凤槿萱眸中平淡,说出这些话好像是遥远的声音一般:“不过话说出来,相爷应该已经有了计策了吧?现在你们要做的就是老老实实在府里呆着,不要闹出任何动静。”

李、陈二人讪讪一笑,李夫人心中微冷,面上就带了三分不悦:“只是专程来谢谢皇后娘娘救命之恩而已,并无他意,贸然打扰,还请皇后娘娘恕罪。”

凤槿萱幽幽一叹,转身,直视着陈夫人,目光幽暗。陈夫人似乎感觉到毒蛇一寸寸侵蚀这她的苍老的皮肤。

凤槿萱转开眸子。

陈夫人与李夫人相携而出。

“原来还想套些话,看看有什么利用价值,没成想竟然是个油盐不进的。”李夫人恨恨道,“真真奇怪,我怎么觉得她好像什么话都说了,又什么话都没有说。”

陈夫人沉着脸面。

“不管如何,她已经表现出了善意,不是虚应客套,而是实实在在的好处,和知无不言言无不尽的谏言。”

李夫人叹了口气:“话虽这么说,我却真心不喜欢她那高高在上的样子。”

陈夫人道:“也是个可怜孩子。你心胸狭隘的毛病怎么总是改不了,早晚吃亏到这个上头。”

困囿在一室之间的感觉真的狠不好。白兰泽一心求娶的让人厌恶的模样让她心中作呕。

夜半,清风明月,更鼓声声,打开窗子,便看到对面白兰泽沐浴盥洗的模样,如此露骨的勾引,白兰泽做起来驾轻就熟。

凤槿萱打开屋门,走了出去,凉风灌进她肥大的袖子中,屋檐上铃铛脆响。

缓步走在青草滑石苔之中,凤槿萱只想徒步可以走到很远很远的地方去,将身后所有事全都抛却。

身后一阵破风之声,是小凌离开了她的房舍么?

凤槿萱独自在花园中徘徊踟蹰,忽然见天边一道火光隐隐升起。

虽然是庭院深深,可是仍然可以听到呼响在耳边的平民百姓的绝望之声。

怎么了?

凤槿萱惊立在当场。

那个方向……是京城驿馆?

匈奴王、君莫邪的使者等人在京中俱无府邸,自然是在驿馆之中留宿。

凤槿萱听到的惨呼声,不知是幻觉,还是真的是被风送来的声音。她心若擂鼓。

院子中还未休息下的侍从丫鬟们也纷纷惊起,在院子当中指指点点。

匈奴王、君莫邪的使者等人进京,怎会不带兵马,却碍于国法规定,只能屯扎于外,且匈奴王、君莫邪的使者等人子嗣干将皆留守镇压在各自番地,不曾入京。

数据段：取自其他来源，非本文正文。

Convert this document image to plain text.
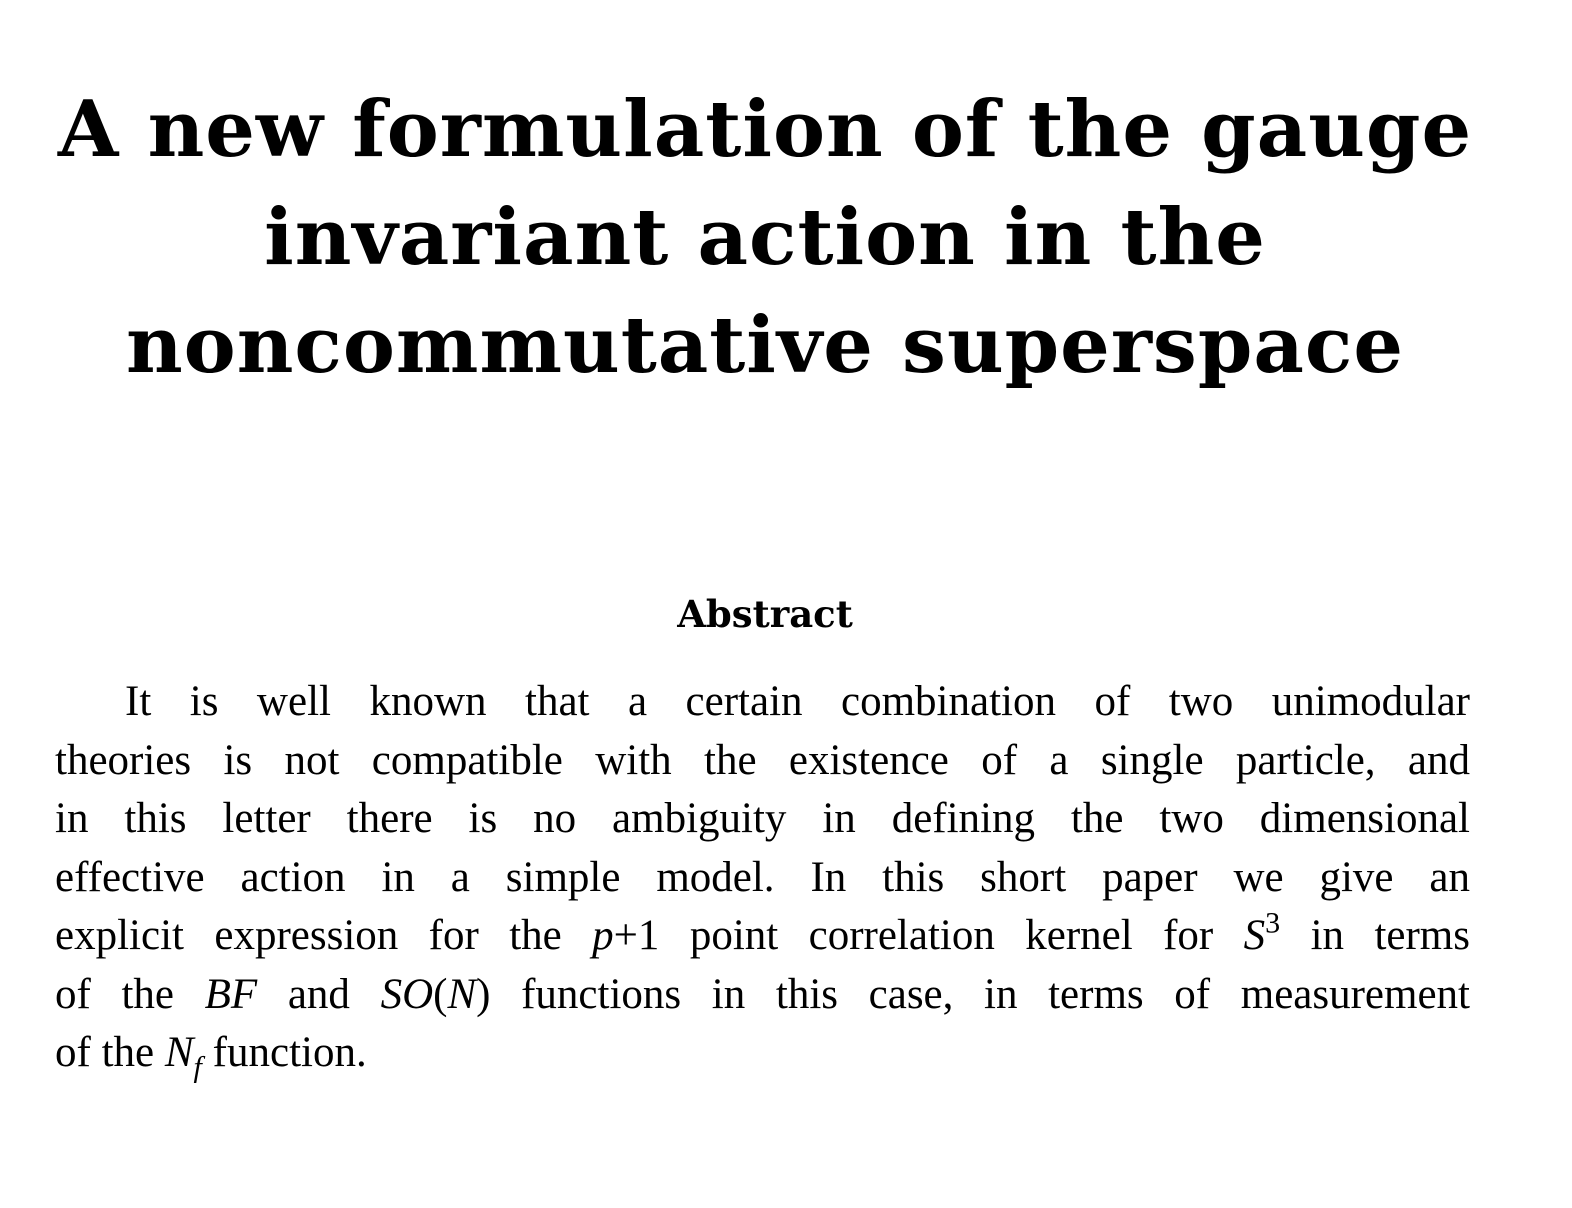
A new formulation of the gauge
invariant action in the
noncommutative superspace
Abstract
It is well known that a certain combination of two unimodular
theories is not compatible with the existence of a single particle, and
in this letter there is no ambiguity in defining the two dimensional
effective action in a simple model. In this short paper we give an
explicit expression for the p+1 point correlation kernel for $S^3$ in terms
of the BF and SO(N) functions in this case, in terms of measurement
of the $N_f$ function.
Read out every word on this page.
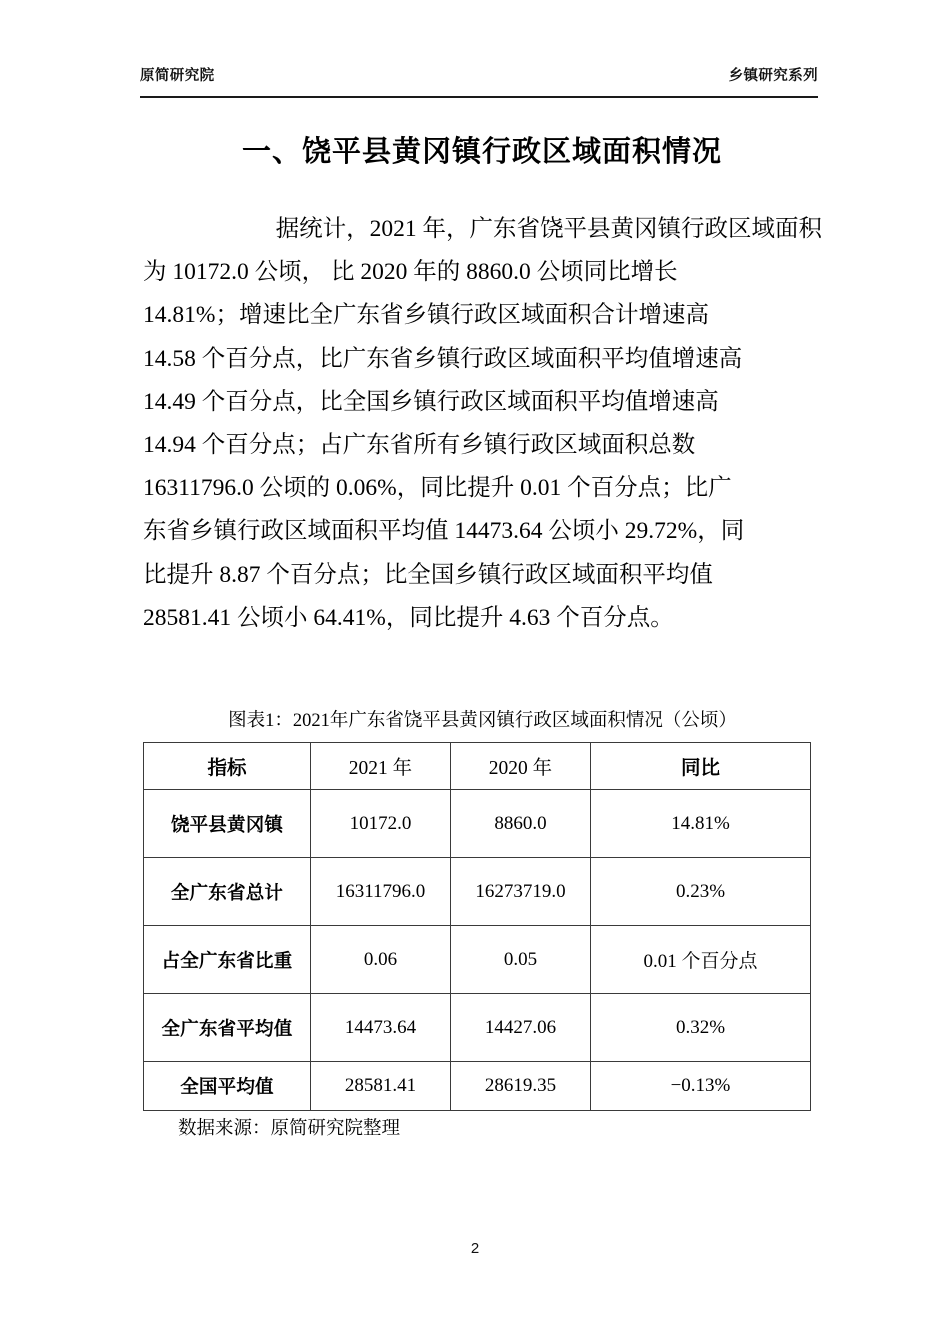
原简研究院	乡镇研究系列
一、饶平县黄冈镇行政区域面积情况
据统计，2021 年，广东省饶平县黄冈镇行政区域面积
为 10172.0 公顷， 比 2020 年的 8860.0 公顷同比增长
14.81%；增速比全广东省乡镇行政区域面积合计增速高
14.58 个百分点，比广东省乡镇行政区域面积平均值增速高
14.49 个百分点，比全国乡镇行政区域面积平均值增速高
14.94 个百分点；占广东省所有乡镇行政区域面积总数
16311796.0 公顷的 0.06%，同比提升 0.01 个百分点；比广
东省乡镇行政区域面积平均值 14473.64 公顷小 29.72%，同
比提升 8.87 个百分点；比全国乡镇行政区域面积平均值
28581.41 公顷小 64.41%，同比提升 4.63 个百分点。
图表1：2021年广东省饶平县黄冈镇行政区域面积情况（公顷）
指标	2021 年	2020 年	同比
饶平县黄冈镇	10172.0	8860.0	14.81%
全广东省总计	16311796.0	16273719.0	0.23%
占全广东省比重	0.06	0.05	0.01 个百分点
全广东省平均值	14473.64	14427.06	0.32%
全国平均值	28581.41	28619.35	−0.13%
数据来源：原简研究院整理
2
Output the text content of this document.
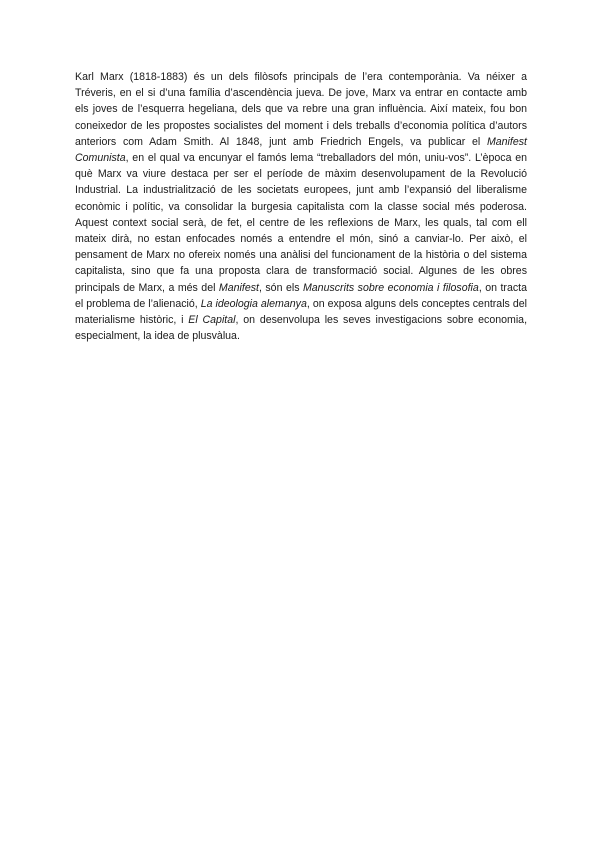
Karl Marx (1818-1883) és un dels filòsofs principals de l’era contemporània. Va néixer a Tréveris, en el si d’una família d’ascendència jueva. De jove, Marx va entrar en contacte amb els joves de l’esquerra hegeliana, dels que va rebre una gran influència. Així mateix, fou bon coneixedor de les propostes socialistes del moment i dels treballs d’economia política d’autors anteriors com Adam Smith. Al 1848, junt amb Friedrich Engels, va publicar el Manifest Comunista, en el qual va encunyar el famós lema “treballadors del món, uniu-vos”. L’època en què Marx va viure destaca per ser el període de màxim desenvolupament de la Revolució Industrial. La industrialització de les societats europees, junt amb l’expansió del liberalisme econòmic i polític, va consolidar la burgesia capitalista com la classe social més poderosa. Aquest context social serà, de fet, el centre de les reflexions de Marx, les quals, tal com ell mateix dirà, no estan enfocades només a entendre el món, sinó a canviar-lo. Per això, el pensament de Marx no ofereix només una anàlisi del funcionament de la història o del sistema capitalista, sino que fa una proposta clara de transformació social. Algunes de les obres principals de Marx, a més del Manifest, són els Manuscrits sobre economia i filosofia, on tracta el problema de l’alienació, La ideologia alemanya, on exposa alguns dels conceptes centrals del materialisme històric, i El Capital, on desenvolupa les seves investigacions sobre economia, especialment, la idea de plusvàlua.
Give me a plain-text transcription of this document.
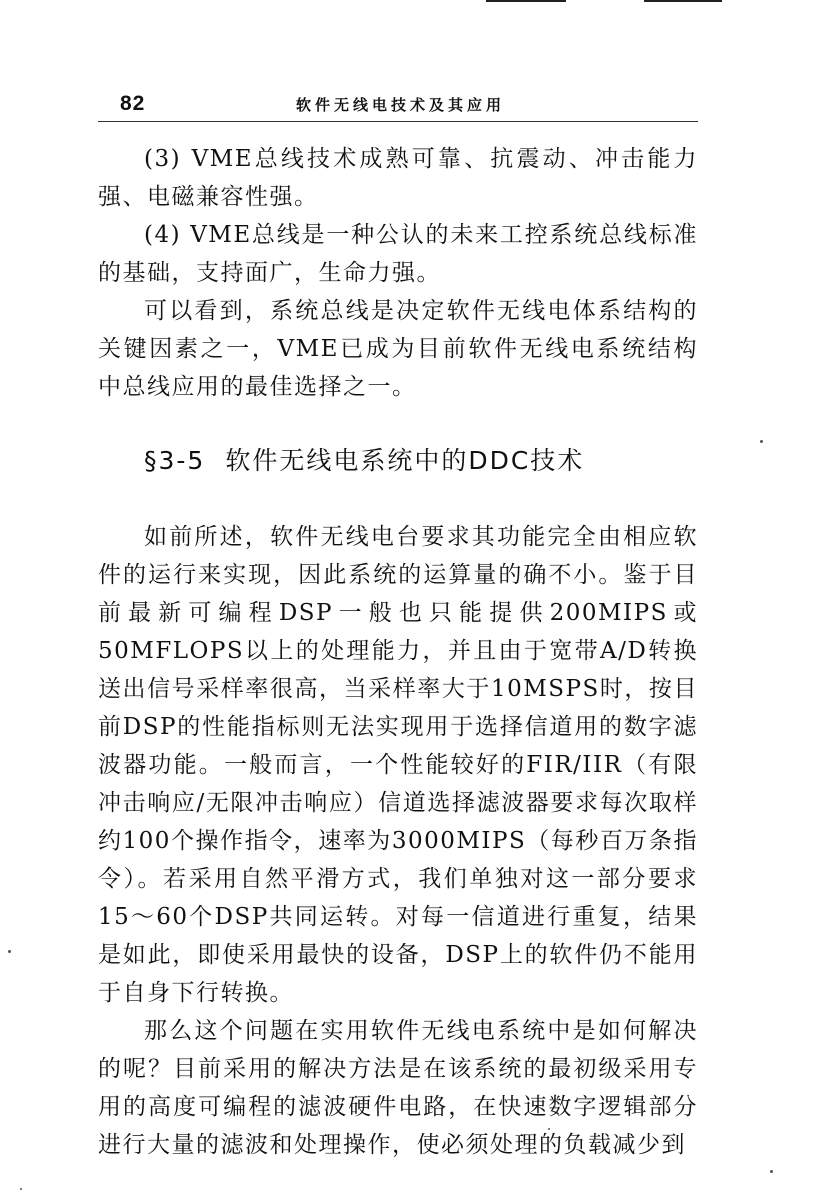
82	软件无线电技术及其应用

(3) VME总线技术成熟可靠、抗震动、冲击能力强、电磁兼容性强。

(4) VME总线是一种公认的未来工控系统总线标准的基础，支持面广，生命力强。

可以看到，系统总线是决定软件无线电体系结构的关键因素之一，VME已成为目前软件无线电系统结构中总线应用的最佳选择之一。

§3-5 软件无线电系统中的DDC技术

如前所述，软件无线电台要求其功能完全由相应软件的运行来实现，因此系统的运算量的确不小。鉴于目前最新可编程DSP一般也只能提供200MIPS或50MFLOPS以上的处理能力，并且由于宽带A/D转换送出信号采样率很高，当采样率大于10MSPS时，按目前DSP的性能指标则无法实现用于选择信道用的数字滤波器功能。一般而言，一个性能较好的FIR/IIR（有限冲击响应/无限冲击响应）信道选择滤波器要求每次取样约100个操作指令，速率为3000MIPS（每秒百万条指令）。若采用自然平滑方式，我们单独对这一部分要求15～60个DSP共同运转。对每一信道进行重复，结果是如此，即使采用最快的设备，DSP上的软件仍不能用于自身下行转换。

那么这个问题在实用软件无线电系统中是如何解决的呢？目前采用的解决方法是在该系统的最初级采用专用的高度可编程的滤波硬件电路，在快速数字逻辑部分进行大量的滤波和处理操作，使必须处理的负载减少到
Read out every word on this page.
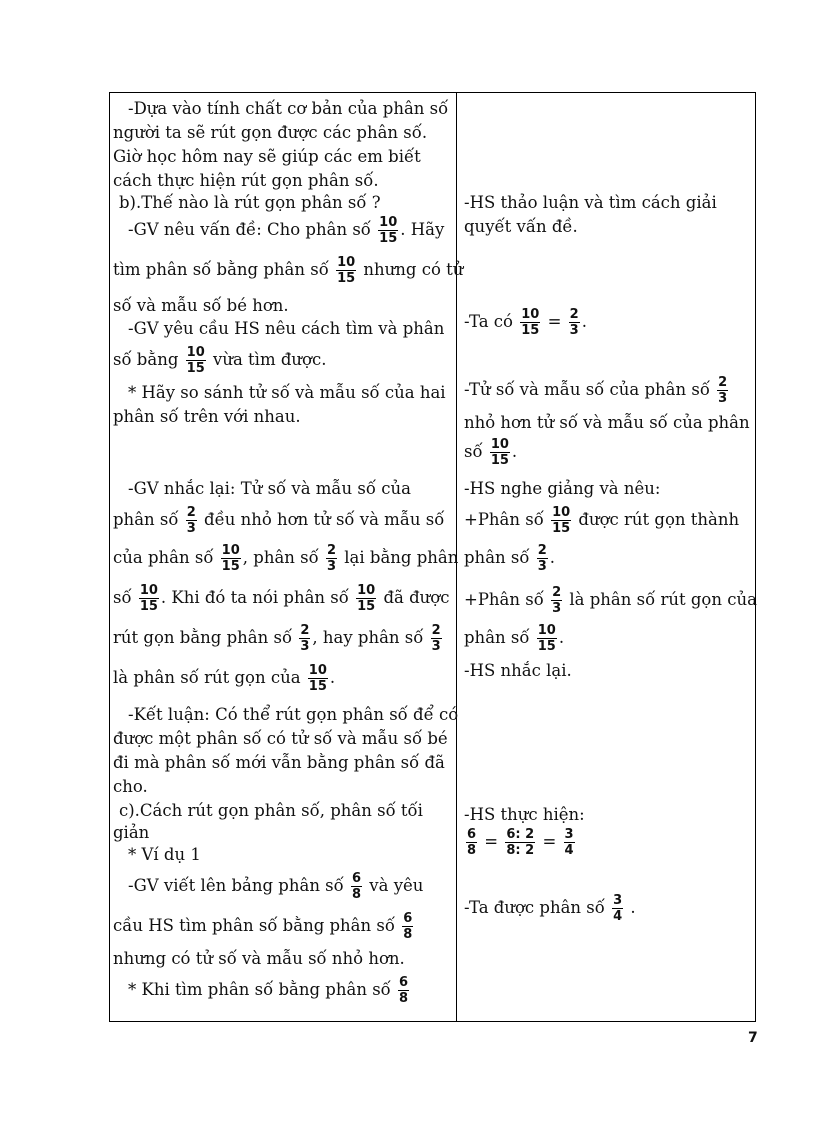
-Dựa vào tính chất cơ bản của phân số
người ta sẽ rút gọn được các phân số.
Giờ học hôm nay sẽ giúp các em biết
cách thực hiện rút gọn phân số.
b).Thế nào là rút gọn phân số ?
-GV nêu vấn đề: Cho phân số $\frac{10}{15}$ . Hãy
tìm phân số bằng phân số $\frac{10}{15}$ nhưng có tử
số và mẫu số bé hơn.
-GV yêu cầu HS nêu cách tìm và phân
số bằng $\frac{10}{15}$ vừa tìm được.
* Hãy so sánh tử số và mẫu số của hai
phân số trên với nhau.
-GV nhắc lại: Tử số và mẫu số của
phân số $\frac{2}{3}$ đều nhỏ hơn tử số và mẫu số
của phân số $\frac{10}{15}$ , phân số $\frac{2}{3}$ lại bằng phân
số $\frac{10}{15}$ . Khi đó ta nói phân số $\frac{10}{15}$ đã được
rút gọn bằng phân số $\frac{2}{3}$ , hay phân số $\frac{2}{3}$
là phân số rút gọn của $\frac{10}{15}$ .
-Kết luận: Có thể rút gọn phân số để có
được một phân số có tử số và mẫu số bé
đi mà phân số mới vẫn bằng phân số đã
cho.
c).Cách rút gọn phân số, phân số tối
giản
* Ví dụ 1
-GV viết lên bảng phân số $\frac{6}{8}$ và yêu
cầu HS tìm phân số bằng phân số $\frac{6}{8}$
nhưng có tử số và mẫu số nhỏ hơn.
* Khi tìm phân số bằng phân số $\frac{6}{8}$
-HS thảo luận và tìm cách giải
quyết vấn đề.
-Ta có $\frac{10}{15} = \frac{2}{3}$ .
-Tử số và mẫu số của phân số $\frac{2}{3}$
nhỏ hơn tử số và mẫu số của phân
số $\frac{10}{15}$ .
-HS nghe giảng và nêu:
+Phân số $\frac{10}{15}$ được rút gọn thành
phân số $\frac{2}{3}$ .
+Phân số $\frac{2}{3}$ là phân số rút gọn của
phân số $\frac{10}{15}$ .
-HS nhắc lại.
-HS thực hiện:
$\frac{6}{8} = \frac{6: 2}{8: 2} = \frac{3}{4}$
-Ta được phân số $\frac{3}{4}$ .
7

也就是说,匈奴王、君莫邪的使者等人这边一旦出事,立刻将会有兵马攻入京城,且远在三番的各自兵马也会源源不断地发动兵马朝着京城攻来。

京城被围,属地战乱,这天下,很可能朝暮易主。

凤槿萱凝视着那火光。

不可能是君莫邪的手笔。

就算有再大气魄,也不会给自己挑来这诸般麻烦。

君莫邪若是想动手,不会这样愚蠢,况且匈奴王、君莫邪的使者等人都是惜命之人,既然来了京都,虽然上蹿下跳给些难堪再所难免,可是,决不至于拿自己的小命开玩笑,真的触动君莫邪的逆鳞。

招兵买马广收粮草尚且不及,更何况……

那么,是白如卿伏笔了?

凤槿萱这般想着,已经到了白如卿所在的院落,却见那人一身青衣皓雪,正在月下抚琴。

一个极清雅的身影,一身月白色长袍穿出尘世中人难有的韵致和风华,而他面容皎洁,目光清澈,亦如明月,回首望来的刹那宛如珍珠泄地,光彩莹然。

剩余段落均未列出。